Here are some highlights from this 2022 book:
* The irony is that as much as anyone, they were responsible for knocking the World Cup off the pinnacle of soccer. During their epoch of dominance, it became impossible to deny that the standard of the club game far outstripped the level of international football. The highest quality came from the superteams of Europe, which brought together more talent in more sophisticated tactical schemes. The measure of all-time greatness for a player wasn’t determined by what he did over a five-week stretch every four years. The true markers were how many times he won the Champions League or the Ballon d’Or. And yet something about the World Cup was unshakable. Messi and Ronaldo both knew that lifting that trophy still conferred a piece of sports immortality, the same way it had deified Pelé and Maradona. More importantly, winning it might settle the rivalry once and for all.

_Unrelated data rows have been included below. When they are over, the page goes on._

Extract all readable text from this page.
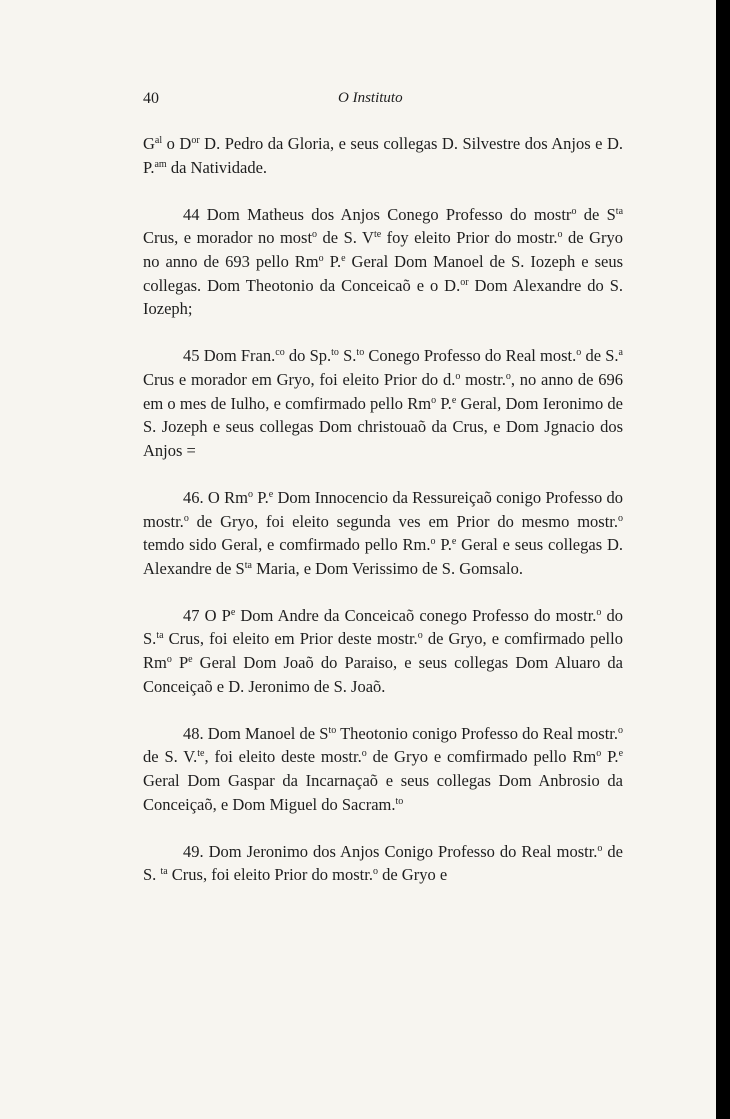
40	O Instituto

$G^{al}$ o $D^{or}$ D. Pedro da Gloria, e seus collegas D. Silvestre dos Anjos e D. P.$^{am}$ da Natividade.

44 Dom Matheus dos Anjos Conego Professo do mostr$^o$ de $S^{ta}$ Crus, e morador no most$^o$ de S. $V^{te}$ foy eleito Prior do mostr.$^o$ de Gryo no anno de 693 pello Rm$^o$ P.$^e$ Geral Dom Manoel de S. Iozeph e seus collegas. Dom Theotonio da Conceicaõ e o D.$^{or}$ Dom Alexandre do S. Iozeph;

45 Dom Fran.$^{co}$ do Sp.$^{to}$ S.$^{to}$ Conego Professo do Real most.$^o$ de S.$^a$ Crus e morador em Gryo, foi eleito Prior do d.$^o$ mostr.$^o$, no anno de 696 em o mes de Iulho, e comfirmado pello Rm$^o$ P.$^e$ Geral, Dom Ieronimo de S. Jozeph e seus collegas Dom christouaõ da Crus, e Dom Jgnacio dos Anjos =

46. O Rm$^o$ P.$^e$ Dom Innocencio da Ressureiçaõ conigo Professo do mostr.$^o$ de Gryo, foi eleito segunda ves em Prior do mesmo mostr.$^o$ temdo sido Geral, e comfirmado pello Rm.$^o$ P.$^e$ Geral e seus collegas D. Alexandre de $S^{ta}$ Maria, e Dom Verissimo de S. Gomsalo.

47 O $P^e$ Dom Andre da Conceicaõ conego Professo do mostr.$^o$ do S.$^{ta}$ Crus, foi eleito em Prior deste mostr.$^o$ de Gryo, e comfirmado pello Rm$^o$ $P^e$ Geral Dom Joaõ do Paraiso, e seus collegas Dom Aluaro da Conceiçaõ e D. Jeronimo de S. Joaõ.

48. Dom Manoel de $S^{to}$ Theotonio conigo Professo do Real mostr.$^o$ de S. V.$^{te}$, foi eleito deste mostr.$^o$ de Gryo e comfirmado pello Rm$^o$ P.$^e$ Geral Dom Gaspar da Incarnaçaõ e seus collegas Dom Anbrosio da Conceiçaõ, e Dom Miguel do Sacram.$^{to}$

49. Dom Jeronimo dos Anjos Conigo Professo do Real mostr.$^o$ de S. $^{ta}$ Crus, foi eleito Prior do mostr.$^o$ de Gryo e
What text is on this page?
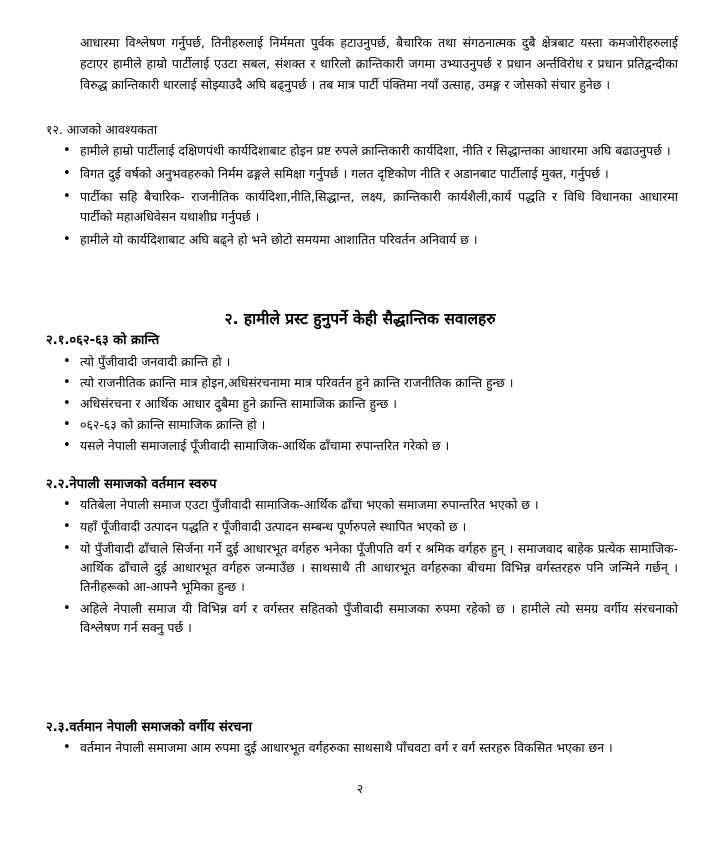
आधारमा विश्लेषण गर्नुपर्छ, तिनीहरुलाई निर्ममता पुर्वक हटाउनुपर्छ, बैचारिक तथा संगठनात्मक दुबै क्षेत्रबाट यस्ता कमजोरीहरुलाई हटाएर हामीले हाम्रो पार्टीलाई एउटा सबल, संशक्त र धारिलो क्रान्तिकारी जगमा उभ्याउनुपर्छ र प्रधान अर्न्तविरोध र प्रधान प्रतिद्वन्दीका विरुद्ध क्रान्तिकारी धारलाई सोझ्याउदै अघि बढ्नुपर्छ । तब मात्र पार्टी पंक्तिमा नयाँ उत्साह, उमङ्ग र जोसको संचार हुनेछ ।
१२. आजको आवश्यकता
• हामीले हाम्रो पार्टीलाई दक्षिणपंथी कार्यदिशाबाट होइन प्रष्ट रुपले क्रान्तिकारी कार्यदिशा, नीति र सिद्धान्तका आधारमा अघि बढाउनुपर्छ ।
• विगत दुई वर्षको अनुभवहरुको निर्मम ढङ्गले समिक्षा गर्नुपर्छ । गलत दृष्टिकोण नीति र अडानबाट पार्टीलाई मुक्त, गर्नुपर्छ ।
• पार्टीका सहि बैचारिक- राजनीतिक कार्यदिशा,नीति,सिद्धान्त, लक्ष्य, क्रान्तिकारी कार्यशैली,कार्य पद्धति र विधि विधानका आधारमा पार्टीको महाअधिवेसन यथाशीघ्र गर्नुपर्छ ।
• हामीले यो कार्यदिशाबाट अघि बढ्ने हो भने छोटो समयमा आशातित परिवर्तन अनिवार्य छ ।
२. हामीले प्रस्ट हुनुपर्ने केही सैद्धान्तिक सवालहरु
२.१.०६२-६३ को क्रान्ति
• त्यो पुँजीवादी जनवादी क्रान्ति हो ।
• त्यो राजनीतिक क्रान्ति मात्र होइन,अधिसंरचनामा मात्र परिवर्तन हुने क्रान्ति राजनीतिक क्रान्ति हुन्छ ।
• अधिसंरचना र आर्थिक आधार दुबैमा हुने क्रान्ति सामाजिक क्रान्ति हुन्छ ।
• ०६२-६३ को क्रान्ति सामाजिक क्रान्ति हो ।
• यसले नेपाली समाजलाई पूँजीवादी सामाजिक-आर्थिक ढाँचामा रुपान्तरित गरेको छ ।
२.२.नेपाली समाजको वर्तमान स्वरुप
• यतिबेला नेपाली समाज एउटा पुँजीवादी सामाजिक-आर्थिक ढाँचा भएको समाजमा रुपान्तरित भएको छ ।
• यहाँ पूँजीवादी उत्पादन पद्धति र पूँजीवादी उत्पादन सम्बन्ध पूर्णरुपले स्थापित भएको छ ।
• यो पुँजीवादी ढाँचाले सिर्जना गर्ने दुई आधारभूत वर्गहरु भनेका पूँजीपति वर्ग र श्रमिक वर्गहरु हुन् । समाजवाद बाहेक प्रत्येक सामाजिक-आर्थिक ढाँचाले दुई आधारभूत वर्गहरु जन्माउँछ । साथसाथै ती आधारभूत वर्गहरुका बीचमा विभिन्न वर्गस्तरहरु पनि जन्मिने गर्छन् । तिनीहरूको आ-आफ्नै भूमिका हुन्छ ।
• अहिले नेपाली समाज यी विभिन्न वर्ग र वर्गस्तर सहितको पुँजीवादी समाजका रुपमा रहेको छ । हामीले त्यो समग्र वर्गीय संरचनाको विश्लेषण गर्न सक्नु पर्छ ।
२.३.वर्तमान नेपाली समाजको वर्गीय संरचना
• वर्तमान नेपाली समाजमा आम रुपमा दुई आधारभूत वर्गहरुका साथसाथै पाँचवटा वर्ग र वर्ग स्तरहरु विकसित भएका छन ।
२
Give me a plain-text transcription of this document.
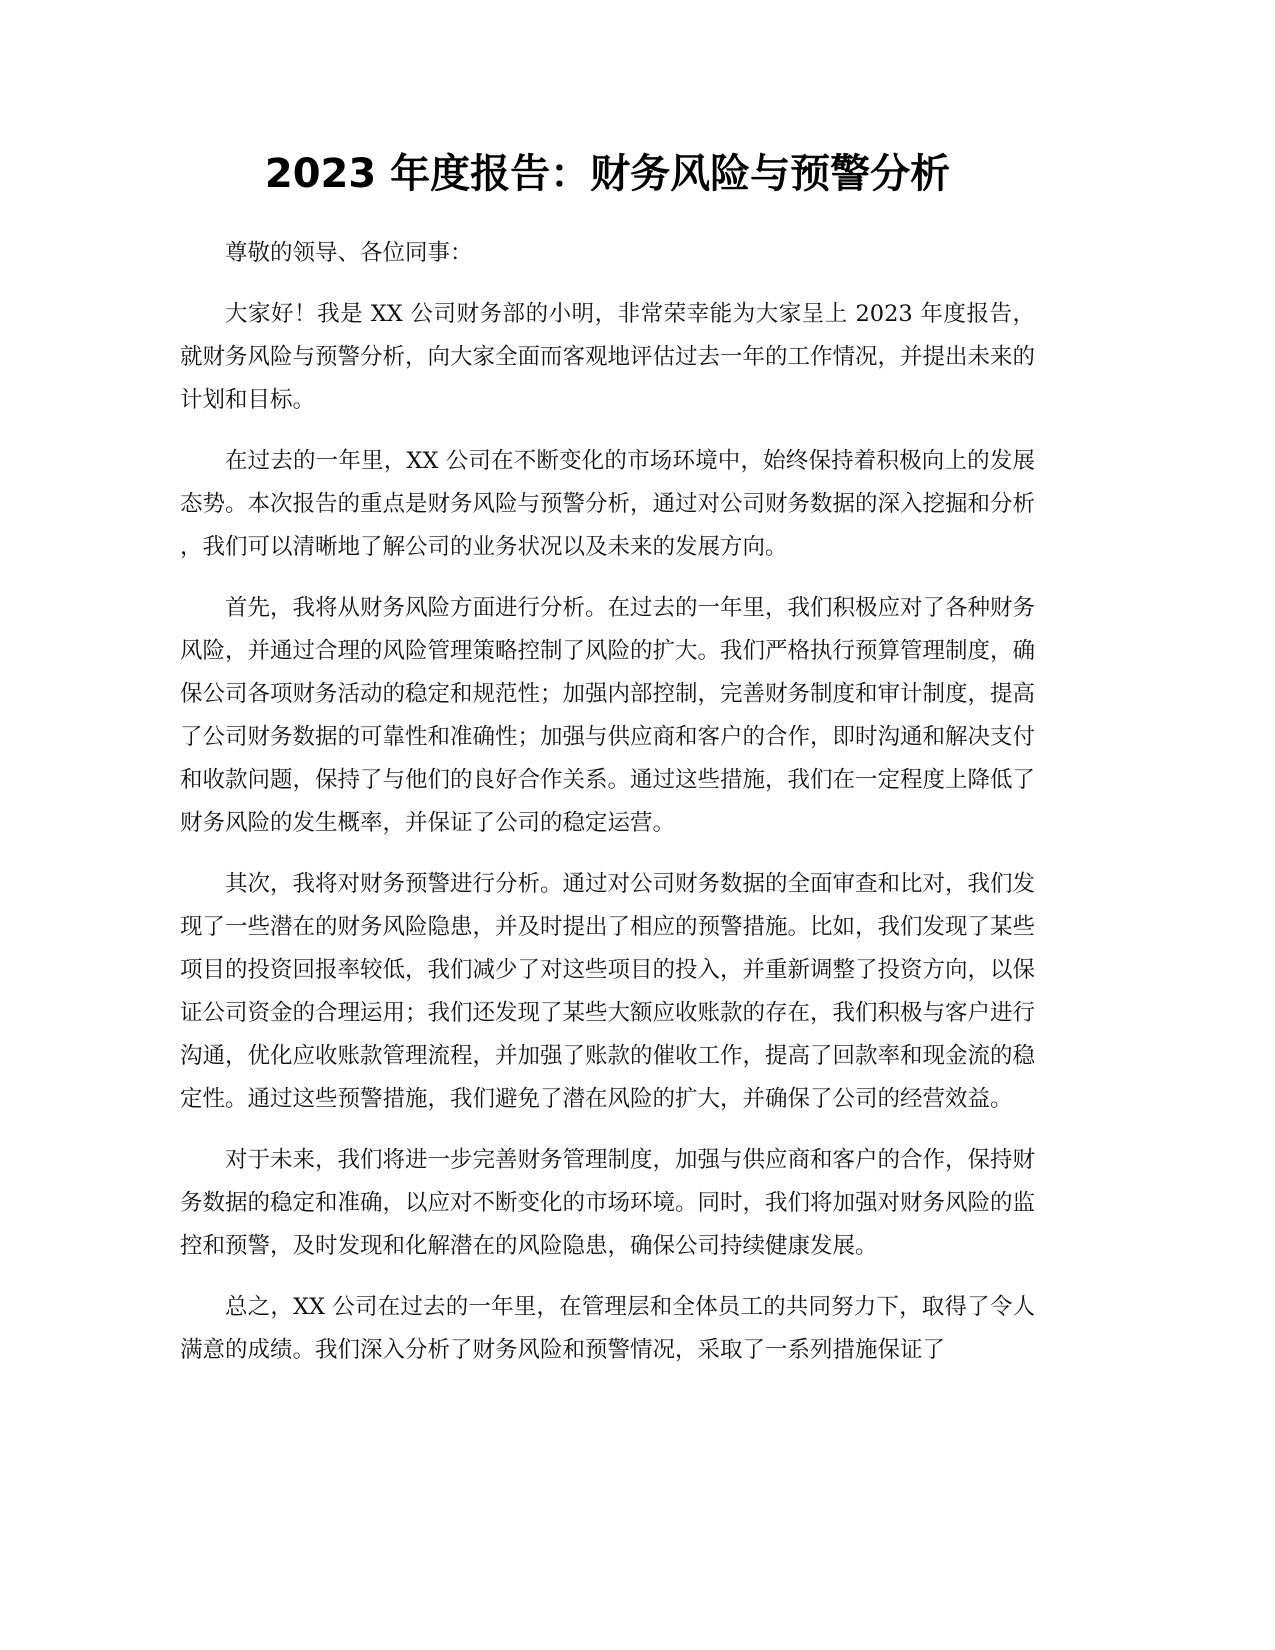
2023 年度报告：财务风险与预警分析

尊敬的领导、各位同事：

大家好！我是 XX 公司财务部的小明，非常荣幸能为大家呈上 2023 年度报告，就财务风险与预警分析，向大家全面而客观地评估过去一年的工作情况，并提出未来的计划和目标。

在过去的一年里，XX 公司在不断变化的市场环境中，始终保持着积极向上的发展态势。本次报告的重点是财务风险与预警分析，通过对公司财务数据的深入挖掘和分析，我们可以清晰地了解公司的业务状况以及未来的发展方向。

首先，我将从财务风险方面进行分析。在过去的一年里，我们积极应对了各种财务风险，并通过合理的风险管理策略控制了风险的扩大。我们严格执行预算管理制度，确保公司各项财务活动的稳定和规范性；加强内部控制，完善财务制度和审计制度，提高了公司财务数据的可靠性和准确性；加强与供应商和客户的合作，即时沟通和解决支付和收款问题，保持了与他们的良好合作关系。通过这些措施，我们在一定程度上降低了财务风险的发生概率，并保证了公司的稳定运营。

其次，我将对财务预警进行分析。通过对公司财务数据的全面审查和比对，我们发现了一些潜在的财务风险隐患，并及时提出了相应的预警措施。比如，我们发现了某些项目的投资回报率较低，我们减少了对这些项目的投入，并重新调整了投资方向，以保证公司资金的合理运用；我们还发现了某些大额应收账款的存在，我们积极与客户进行沟通，优化应收账款管理流程，并加强了账款的催收工作，提高了回款率和现金流的稳定性。通过这些预警措施，我们避免了潜在风险的扩大，并确保了公司的经营效益。

对于未来，我们将进一步完善财务管理制度，加强与供应商和客户的合作，保持财务数据的稳定和准确，以应对不断变化的市场环境。同时，我们将加强对财务风险的监控和预警，及时发现和化解潜在的风险隐患，确保公司持续健康发展。

总之，XX 公司在过去的一年里，在管理层和全体员工的共同努力下，取得了令人满意的成绩。我们深入分析了财务风险和预警情况，采取了一系列措施保证了
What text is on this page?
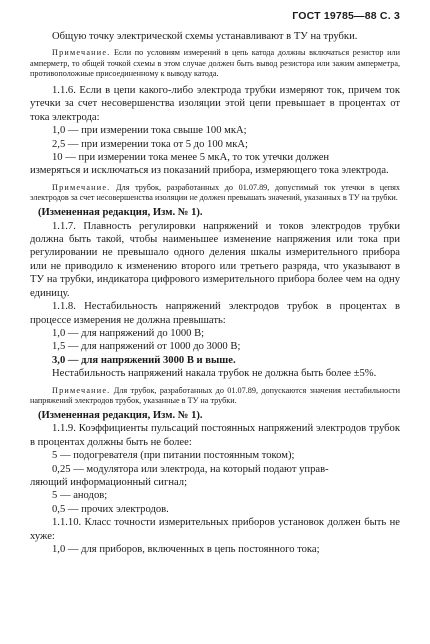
ГОСТ 19785—88 С. 3

Общую точку электрической схемы устанавливают в ТУ на трубки.

Примечание. Если по условиям измерений в цепь катода должны включаться резистор или амперметр, то общей точкой схемы в этом случае должен быть вывод резистора или зажим амперметра, противоположные присоединенному к выводу катода.

1.1.6. Если в цепи какого-либо электрода трубки измеряют ток, причем ток утечки за счет несовершенства изоляции этой цепи превышает в процентах от тока электрода:

1,0 — при измерении тока свыше 100 мкА;

2,5 — при измерении тока от 5 до 100 мкА;

10 — при измерении тока менее 5 мкА, то ток утечки должен

измеряться и исключаться из показаний прибора, измеряющего тока электрода.

Примечание. Для трубок, разработанных до 01.07.89, допустимый ток утечки в цепях электродов за счет несовершенства изоляции не должен превышать значений, указанных в ТУ на трубки.

(Измененная редакция, Изм. № 1).

1.1.7. Плавность регулировки напряжений и токов электродов трубки должна быть такой, чтобы наименьшее изменение напряжения или тока при регулировании не превышало одного деления шкалы измерительного прибора или не приводило к изменению второго или третьего разряда, что указывают в ТУ на трубки, индикатора цифрового измерительного прибора более чем на одну единицу.

1.1.8. Нестабильность напряжений электродов трубок в процентах в процессе измерения не должна превышать:

1,0 — для напряжений до 1000 В;

1,5 — для напряжений от 1000 до 3000 В;

3,0 — для напряжений 3000 В и выше.

Нестабильность напряжений накала трубок не должна быть более ±5%.

Примечание. Для трубок, разработанных до 01.07.89, допускаются значения нестабильности напряжений электродов трубок, указанные в ТУ на трубки.

(Измененная редакция, Изм. № 1).

1.1.9. Коэффициенты пульсаций постоянных напряжений электродов трубок в процентах должны быть не более:

5 — подогревателя (при питании постоянным током);

0,25 — модулятора или электрода, на который подают управ-

ляющий информационный сигнал;

5 — анодов;

0,5 — прочих электродов.

1.1.10. Класс точности измерительных приборов установок должен быть не хуже:

1,0 — для приборов, включенных в цепь постоянного тока;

* Messi and Ronaldo ushered in a new level of celebrity in soccer and changed the economics of the sport, but even when they looked like the engines of the show, it turned out they still lacked agency. Total player power in the Messi-Ronaldo era remained an illusion. And when push came to shove, Messi was forced to leave Barça against his will. Ronaldo, no longer a net asset, was left searching for any landing spot that would have him.
Which is how they wound up spending the closing chapters of their careers in the last places anyone expected them. Manchester, to Ronaldo, was the beginning of the story, not the end. And Paris, to Messi, was EuroDisney, a shopping trip—the place that his buddy Neymar had spent years trying to escape.